Tuesday, September 07, 2010

The "will-be-able-to" index for media releases

It is amazing how many mobile banking articles announce intentions rather than achievements. I read a lot of articles especially with reference to mobile banking solutions and I am convinced that this a trend that we see more in our industry than anywhere else.

Take for example the following recent article on a mobile banking service to be launched in India (read here). Careful scrutiny of the article will show that the word "will" has been used seven times in an article of three hundred and forty words. In other words 2.1% of the words are "will". I would propose that we define the "will-be-able-to" index as 21 basis points in this case. The higher this index is, the more speculative an article would be on what will happen in the future, rather than what is possible right now. It is my contention that the average index for our industry would be higher than most.
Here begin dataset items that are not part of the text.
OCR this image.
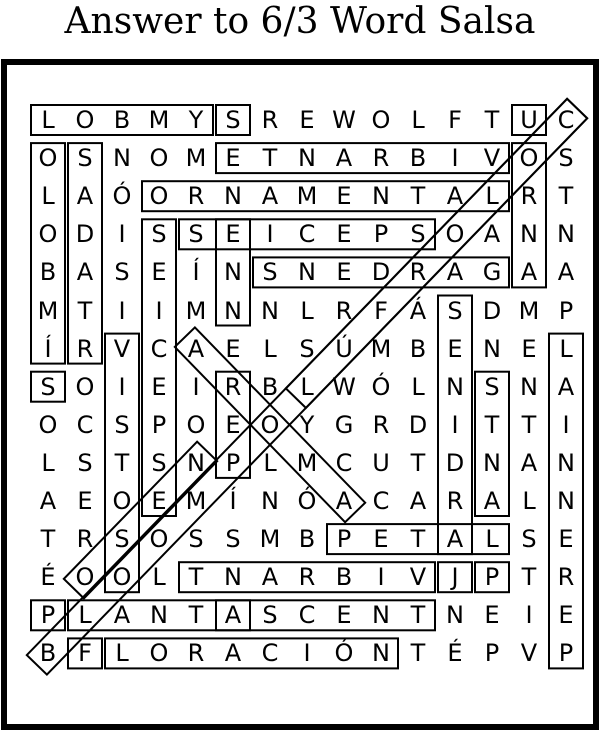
Answer to 6/3 Word Salsa
L O B M Y S R E W O L F T U C
O S N O M E T N A R B	I	V O S
L A Ó O R N A M E N T A L R T
O D	I	S S E	I	C E P S O A N N
B A S E	Í	N S N E D R A G A A
M T	I	I M N N L R F Á S D M P
Í	R V C A E L S Ú M B E N E L
S O	I	E	I	R B L W Ó L N S N A
O C S P O E O Y G R D	I	T T	I
L S T S N P L M C U T D N A N
A E O E M Í	N Ó A C A R A L N
T R S O S S M B P E T A L S E
É O O L T N A R B	I	V	J	P T R
P L A N T A S C E N T N E	I	E
B F L O R A C	I	Ó N T É P V P
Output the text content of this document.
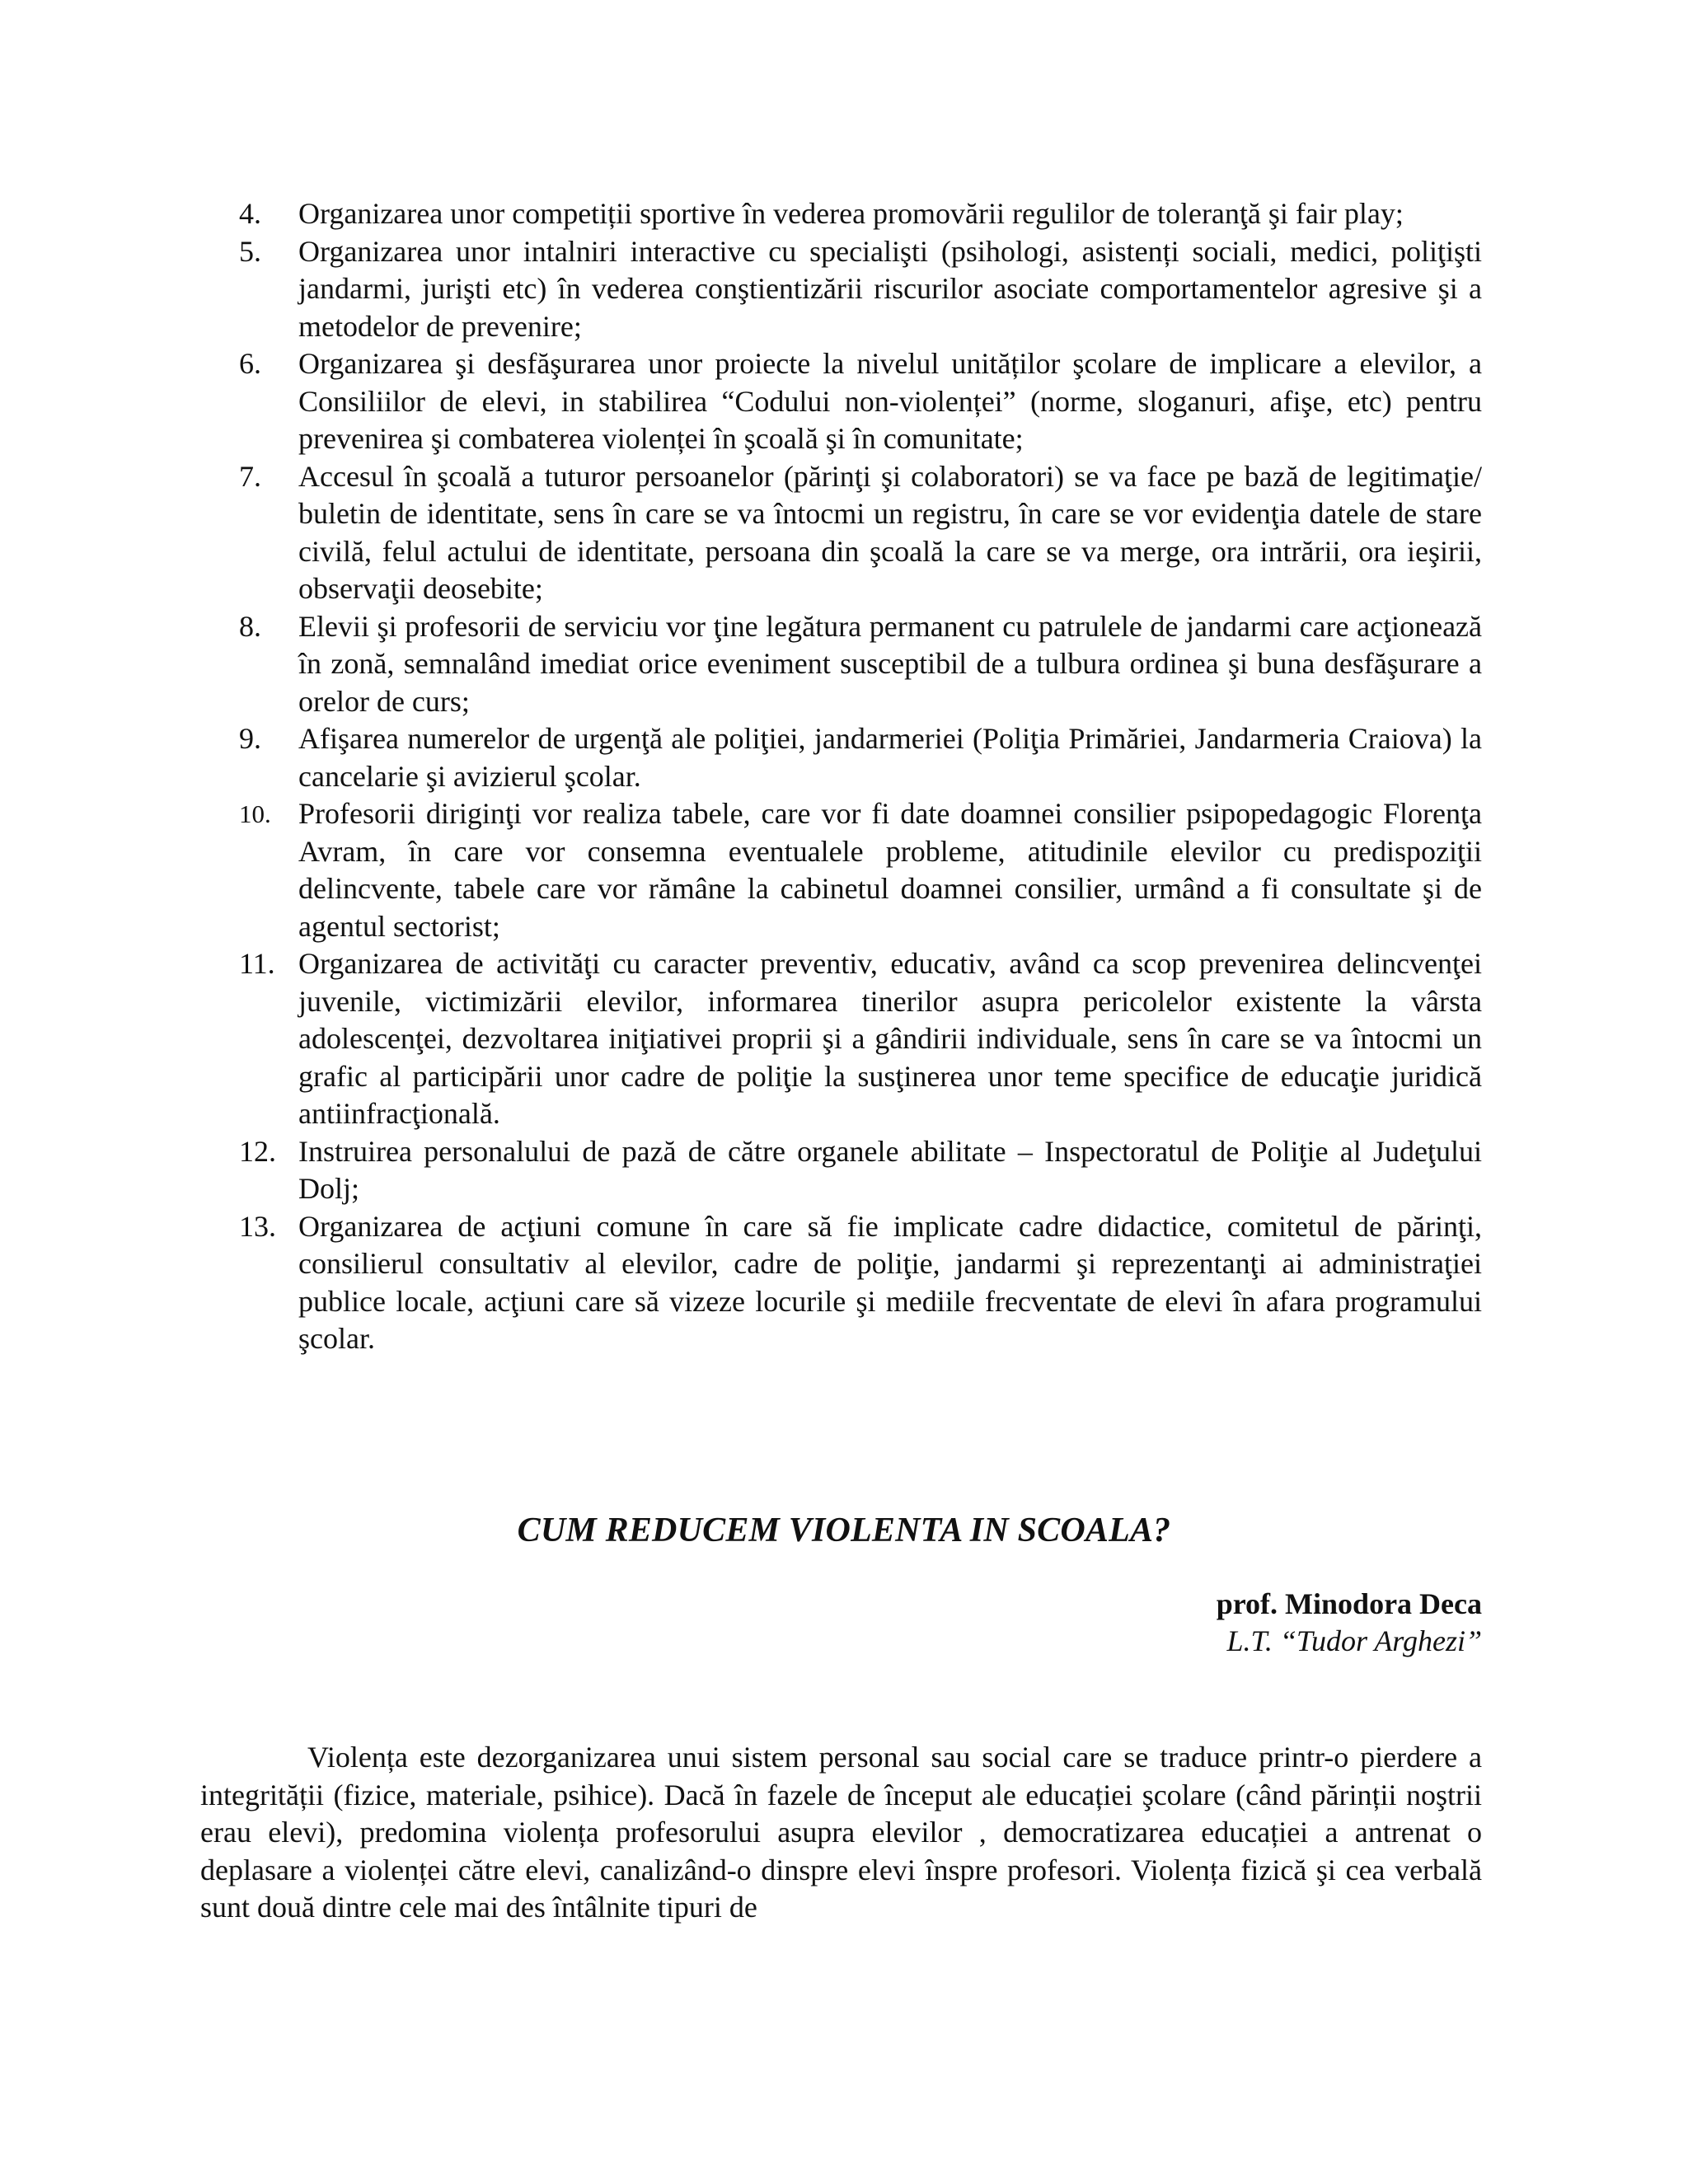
4.	Organizarea unor competiții sportive în vederea promovării regulilor de toleranţă şi fair play;
5.	Organizarea unor intalniri interactive cu specialişti (psihologi, asistenți sociali, medici, poliţişti jandarmi, jurişti etc) în vederea conştientizării riscurilor asociate comportamentelor agresive şi a metodelor de prevenire;
6.	Organizarea şi desfăşurarea unor proiecte la nivelul unităților şcolare de implicare a elevilor, a Consiliilor de elevi, in stabilirea “Codului non-violenței” (norme, sloganuri, afişe, etc) pentru prevenirea şi combaterea violenței în şcoală şi în comunitate;
7.	Accesul în şcoală a tuturor persoanelor (părinţi şi colaboratori) se va face pe bază de legitimaţie/ buletin de identitate, sens în care se va întocmi un registru, în care se vor evidenţia datele de stare civilă, felul actului de identitate, persoana din şcoală la care se va merge, ora intrării, ora ieşirii, observaţii deosebite;
8.	Elevii şi profesorii de serviciu vor ţine legătura permanent cu patrulele de jandarmi care acţionează în zonă, semnalând imediat orice eveniment susceptibil de a tulbura ordinea şi buna desfăşurare a orelor de curs;
9.	Afişarea numerelor de urgenţă ale poliţiei, jandarmeriei (Poliţia Primăriei, Jandarmeria Craiova) la cancelarie şi avizierul şcolar.
10. Profesorii diriginţi vor realiza tabele, care vor fi date doamnei consilier psipopedagogic Florenţa Avram, în care vor consemna eventualele probleme, atitudinile elevilor cu predispoziţii delincvente, tabele care vor rămâne la cabinetul doamnei consilier, urmând a fi consultate şi de agentul sectorist;
11. Organizarea de activităţi cu caracter preventiv, educativ, având ca scop prevenirea delincvenţei juvenile, victimizării elevilor, informarea tinerilor asupra pericolelor existente la vârsta adolescenţei, dezvoltarea iniţiativei proprii şi a gândirii individuale, sens în care se va întocmi un grafic al participării unor cadre de poliţie la susţinerea unor teme specifice de educaţie juridică antiinfracţională.
12. Instruirea personalului de pază de către organele abilitate – Inspectoratul de Poliţie al Judeţului Dolj;
13. Organizarea de acţiuni comune în care să fie implicate cadre didactice, comitetul de părinţi, consilierul consultativ al elevilor, cadre de poliţie, jandarmi şi reprezentanţi ai administraţiei publice locale, acţiuni care să vizeze locurile şi mediile frecventate de elevi în afara programului şcolar.
CUM REDUCEM VIOLENTA IN SCOALA?
prof. Minodora Deca
L.T. “Tudor Arghezi”

Violența este dezorganizarea unui sistem personal sau social care se traduce printr-o pierdere a integrității (fizice, materiale, psihice). Dacă în fazele de început ale educației şcolare (când părinții noştrii erau elevi), predomina violența profesorului asupra elevilor , democratizarea educației a antrenat o deplasare a violenței către elevi, canalizând-o dinspre elevi înspre profesori. Violența fizică şi cea verbală sunt două dintre cele mai des întâlnite tipuri de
I believe that this is because of a combination of
a. projects being extremely difficult to do and
b. high excitement about what is possible.
This leads to a situation where statements are made about what will be (or better may be) available in future. One should take articles with a low "will-be-able-to" index more seriously.

The need to feed the agents of mobile wallets

Making mobile banking deployments work is like connecting the dots in a big economic jigsaw puzzle. Only if all players in the complex eco-system win does mobile banking take off. If the economic benefit to key players are not clear, then they will not support the solution and it will go nowhere.

In most deployments, agents and the agent-network are probably the most critical element for the whole thing to work. It is therefore absolutely essential that agents benefit from running the system. As a matter of fact, the more they benefit, the more they will push the solution. It is in the interest of the operator of mobile banking services, to pay the agents as much as possible.

Often, mobile payment consultants urge operators to make the service as affordable as possible. They argue that subscribers will use the system if it is really cheap. If one were to make the fees zero, people would really use the system... WRONG!

If the operator does not generate sufficient revenue from subscribers, they will not be able to offer agents a big enough incentive to sign up customers and to motivate them to use the system. It is more critical to feed the agents, and not as important to feed the subscriber.

Utilising competitive forces in regulating for mobile banking

Financial regulators have a difficult balancing act to follow. They have the responsibility, on the one hand, to ensure that the monetary system work, while also making financial products available to as many of the population as possible. A very restrictive regulatory dispensation would probably be the safest approach to protect the monetary system, but would lead to exclusion for a large percentage of people.

It would also be irresponsible to just have an approach of "everything goes". While this approach may ensure that more people have access to financial services, this would put the whole system at risk.

Financial regulators in general follow a very prescriptive approach in the way that they regulate. Their view of the world is that some rules exist and that if an institution can demonstrate that they can (or intend to) conform to those rules that the institution would receive a license. It is almost a case that any institution has a right to a license if they can demonstrate that they comply.

Another approach would be to limit the number of licenses and only offer licenses to a select (pre-determined) number of institutions in a specific sector (say mobile payments). These institutions would be carefully selected, so that a highly competitive market gets created. In this way, proper market forces would keep the industry in balance. This is a novel way of looking at regulations with many pros and cons, but worth considering.

It is my impression that this approach (of creating a competitive environment for mobile banking/payments through only licensing a limited number of players) is being considered by more than one country at the moment. The most recent announcements from CBN (Central Bank of Nigeria) and RBI (Reserve Bank of India) seems to encapsulate some of this thinking.